The high-power rechargeable lithium (Li)-ion batteries developed at Rensselaer Polytechnic Institute would have applications in electric automobiles, as well as laptops, mobile phones and other portable devices.
The new material, dubbed a ‘nanoscoop’ because of its ice cream-cone shape, can cope with extremely high rates of charge and discharge that would cause conventional electrodes to rapidly deteriorate and fail.
It can be charged and discharged at a rate 40 to 60 times faster than conventional battery anodes, while maintaining a comparable energy density.
“Charging my laptop or cell phone in a few minutes, rather than an hour, sounds pretty good to me,” says Professor Nikhil Koratkar. “By using our nanoscoops as the anode architecture for Li-ion rechargeable batteries, this is a very real prospect.
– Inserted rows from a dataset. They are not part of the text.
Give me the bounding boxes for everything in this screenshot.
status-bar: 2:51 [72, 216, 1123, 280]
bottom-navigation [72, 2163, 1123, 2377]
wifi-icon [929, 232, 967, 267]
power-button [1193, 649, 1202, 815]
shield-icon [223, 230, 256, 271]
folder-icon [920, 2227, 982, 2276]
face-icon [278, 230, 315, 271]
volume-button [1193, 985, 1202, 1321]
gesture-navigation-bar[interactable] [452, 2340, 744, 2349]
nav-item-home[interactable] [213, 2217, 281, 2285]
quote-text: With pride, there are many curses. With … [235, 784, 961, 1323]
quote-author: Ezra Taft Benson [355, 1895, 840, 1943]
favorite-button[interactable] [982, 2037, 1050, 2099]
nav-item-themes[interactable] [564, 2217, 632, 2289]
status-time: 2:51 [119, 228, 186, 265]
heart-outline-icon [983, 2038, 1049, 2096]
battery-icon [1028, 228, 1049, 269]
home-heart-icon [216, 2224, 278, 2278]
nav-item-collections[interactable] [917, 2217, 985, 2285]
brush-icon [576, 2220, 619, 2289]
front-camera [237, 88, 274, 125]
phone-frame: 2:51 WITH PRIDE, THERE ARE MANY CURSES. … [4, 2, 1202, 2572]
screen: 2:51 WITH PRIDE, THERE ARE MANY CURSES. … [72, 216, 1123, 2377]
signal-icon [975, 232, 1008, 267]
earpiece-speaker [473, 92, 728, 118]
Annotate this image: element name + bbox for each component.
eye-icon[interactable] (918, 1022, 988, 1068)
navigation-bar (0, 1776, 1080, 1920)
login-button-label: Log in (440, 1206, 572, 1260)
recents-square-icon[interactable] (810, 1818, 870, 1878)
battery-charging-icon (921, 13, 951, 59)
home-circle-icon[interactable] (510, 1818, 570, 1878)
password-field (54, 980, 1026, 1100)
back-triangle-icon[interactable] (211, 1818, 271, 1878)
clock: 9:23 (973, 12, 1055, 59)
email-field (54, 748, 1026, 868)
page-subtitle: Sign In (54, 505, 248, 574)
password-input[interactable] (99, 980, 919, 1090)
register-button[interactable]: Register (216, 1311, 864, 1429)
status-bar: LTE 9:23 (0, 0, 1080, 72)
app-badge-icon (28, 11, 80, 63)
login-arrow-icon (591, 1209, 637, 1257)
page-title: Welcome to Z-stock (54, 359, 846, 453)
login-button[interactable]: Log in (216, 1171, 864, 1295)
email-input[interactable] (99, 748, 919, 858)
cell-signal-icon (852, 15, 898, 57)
Moreover, this technology could potentially be ramped up to suit the demanding needs of batteries for electric automobiles.”
Batteries for all-electric vehicles must deliver high power densities in addition to high energy densities, Koatkar said. Today, supercapacitors perform power-intensive functions such as starting the vehicle and rapid acceleration, with conventional batteries delivering high energy density for normal cruise driving and other operations.
Koratkar says the invention of nanoscoops may enable these two separate systems to be combined into a single, more efficient battery unit.
Most batteries in today’s portable electronic devices are deliberately designed to charge very slowly, in order to protect the battery from stress-induced damage.
The Rensselaer team’s nanoscoop, however, was engineered to withstand the buildup of stress. Made from a carbon nanorod base topped with a thin layer of nanoscale aluminum and a ‘scoop’ of nanoscale silicon, the structures are flexible and able to quickly accept and discharge lithium ions at extremely fast rates without sustaining significant damage.
The nanoscale size of the scoop is also vital since nanostructures are less prone to cracking than bulk materials, according to Koratkar.
“Due to their nanoscale size, our nanoscoops can soak and release lithium at high rates far more effectively than the macroscale anodes used in today’s Li-ion batteries,” he says.
“This means our nanoscoop may be the solution to a critical problem facing auto companies and other battery manufacturers – how can you increase the power density of a battery while still keeping the energy density high?”